Academic rank: Assistant Professor
ORCID:
Education: PhD.
ScopusId:
Faculty: Faculty of Technology and Engineering
Address: University of mazandaran
Phone: 011-35305126

Research

Title
A Voice Activity Detection Algorithm Using Sparse Non-negative Matrix Factorization-based Model Learning in Spectro-Temporal Domain
Type
JournalPaper
Keywords
Voice Activity Detector Spectro-temporal Domain Sparse Structured Principal Component Analysis Sparse Non-negative Matrix Factorization
Year
2023
Journal International Journal of Engineering
DOI
Researchers Samira Mavaddati

Abstract

Voice activity detectors are presented to extract silence/speech segments of the speech signal to eliminate different background noise signals. A novel voice activity detector is proposed in this paper using spectro-temporal features extracted from the auditory model of the speech signal. After extracting the scale, rate, and frequency features from this feature space, a sparse structured principal component analysis algorithm is used to consider the basic components of these features and reduce the dimension of learning data.
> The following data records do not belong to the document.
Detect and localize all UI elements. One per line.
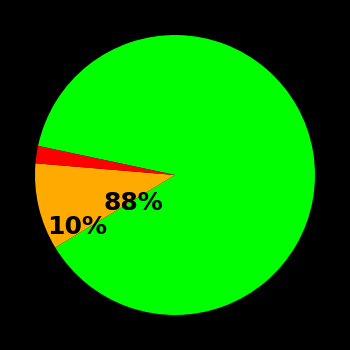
Text: 10%: 10% — [47, 216, 107, 239]
Wedge shape — [35, 163, 175, 247]
Text: 88%: 88% — [103, 191, 163, 215]
Wedge shape — [38, 35, 315, 315]
Wedge shape — [35, 146, 175, 175]
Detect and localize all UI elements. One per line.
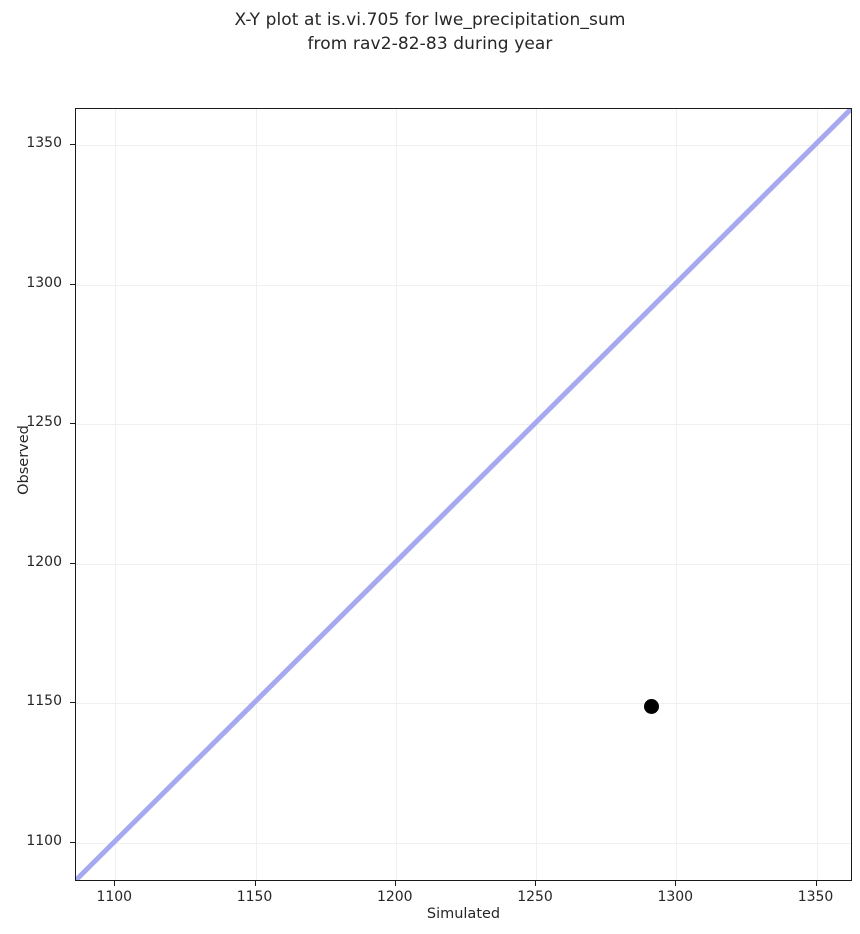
x-tick-mark: [815, 881, 817, 886]
chart-title-line-2: from rav2-82-83 during year: [307, 34, 553, 54]
x-axis-label: Simulated: [426, 906, 501, 922]
gridline-vertical: [255, 109, 257, 880]
x-tick-mark: [675, 881, 677, 886]
y-tick-label: 1200: [26, 553, 62, 570]
gridline-horizontal: [76, 703, 851, 705]
y-tick-label: 1300: [26, 274, 62, 291]
gridline-vertical: [115, 109, 117, 880]
gridline-vertical: [395, 109, 397, 880]
chart-title-line-1: X-Y plot at is.vi.705 for lwe_precipitat…: [234, 10, 626, 30]
gridline-horizontal: [76, 424, 851, 426]
y-tick-label: 1350: [26, 135, 62, 152]
x-tick-mark: [394, 881, 396, 886]
x-tick-label: 1250: [517, 889, 553, 905]
reference-line-segment: [76, 109, 851, 880]
y-tick-mark: [70, 702, 75, 704]
x-tick-label: 1100: [96, 889, 133, 905]
y-tick-label: 1250: [26, 414, 62, 431]
x-tick-label: 1200: [376, 889, 413, 905]
y-axis-label: Observed: [16, 425, 32, 495]
x-tick-label: 1300: [657, 889, 694, 905]
x-tick-mark: [254, 881, 256, 886]
gridline-vertical: [816, 109, 818, 880]
x-tick-mark: [114, 881, 116, 886]
y-tick-mark: [70, 841, 75, 843]
y-tick-mark: [70, 562, 75, 564]
chart-title: X-Y plot at is.vi.705 for lwe_precipitat…: [0, 8, 860, 56]
plot-area: [75, 108, 852, 881]
gridline-vertical: [676, 109, 678, 880]
y-tick-mark: [70, 423, 75, 425]
x-tick-mark: [535, 881, 537, 886]
data-point[interactable]: [643, 698, 659, 714]
x-tick-label: 1150: [236, 889, 273, 905]
gridline-horizontal: [76, 284, 851, 286]
gridline-horizontal: [76, 563, 851, 565]
y-tick-mark: [70, 144, 75, 146]
gridline-vertical: [536, 109, 538, 880]
gridline-horizontal: [76, 145, 851, 147]
y-tick-label: 1150: [26, 693, 62, 710]
y-tick-label: 1100: [26, 832, 62, 849]
x-tick-label: 1350: [797, 889, 834, 905]
one-to-one-reference-line: [76, 109, 851, 880]
y-tick-mark: [70, 283, 75, 285]
gridline-horizontal: [76, 842, 851, 844]
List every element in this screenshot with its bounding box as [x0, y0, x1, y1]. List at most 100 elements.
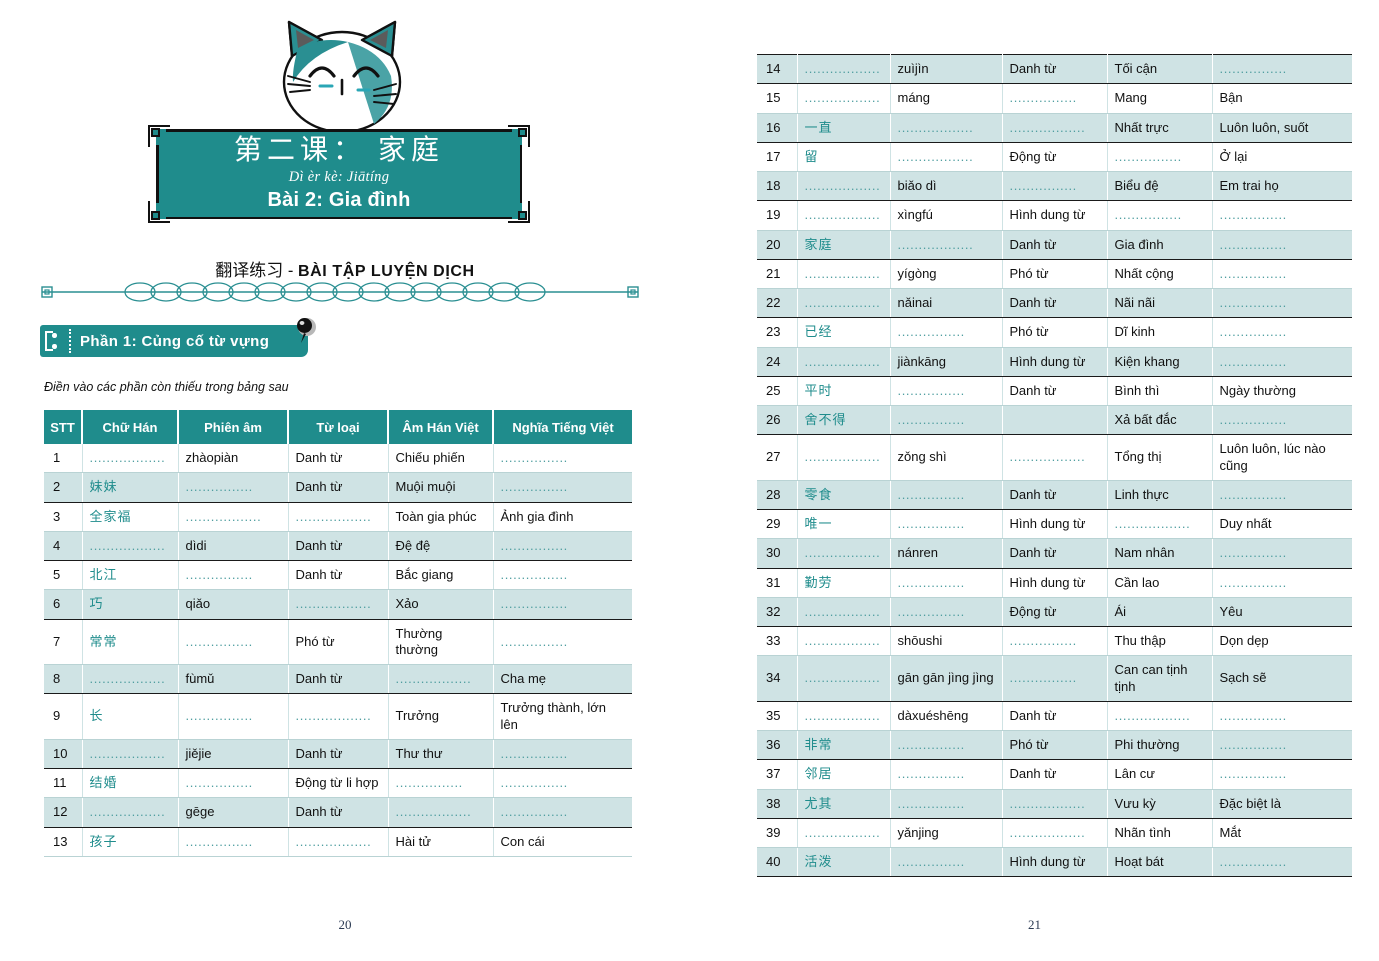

Then these feature vectors are employed to learn the models by the sparse non-negative matrix factorization algorithm. The model learning procedure is performed to represent each feature vector with a proper sparse rate based on the selected atoms. Voice activity detection of the input frames is performed by computing the energy of the sparse representation for each input frame over the composite model. If the calculated energy exceeds a specified threshold, it indicates that the input frame has a structure similar to the atoms of the learned models and concludes that the observed frame has voice content. The results of the proposed detector were compared with other baseline methods and classifiers in this processing field. These results in the presence of stationary, non-stationary and periodic noises were investigated and they are shown that the proposed method based on model learning with spectro-temporal features can correctly detect the silence/speech activities.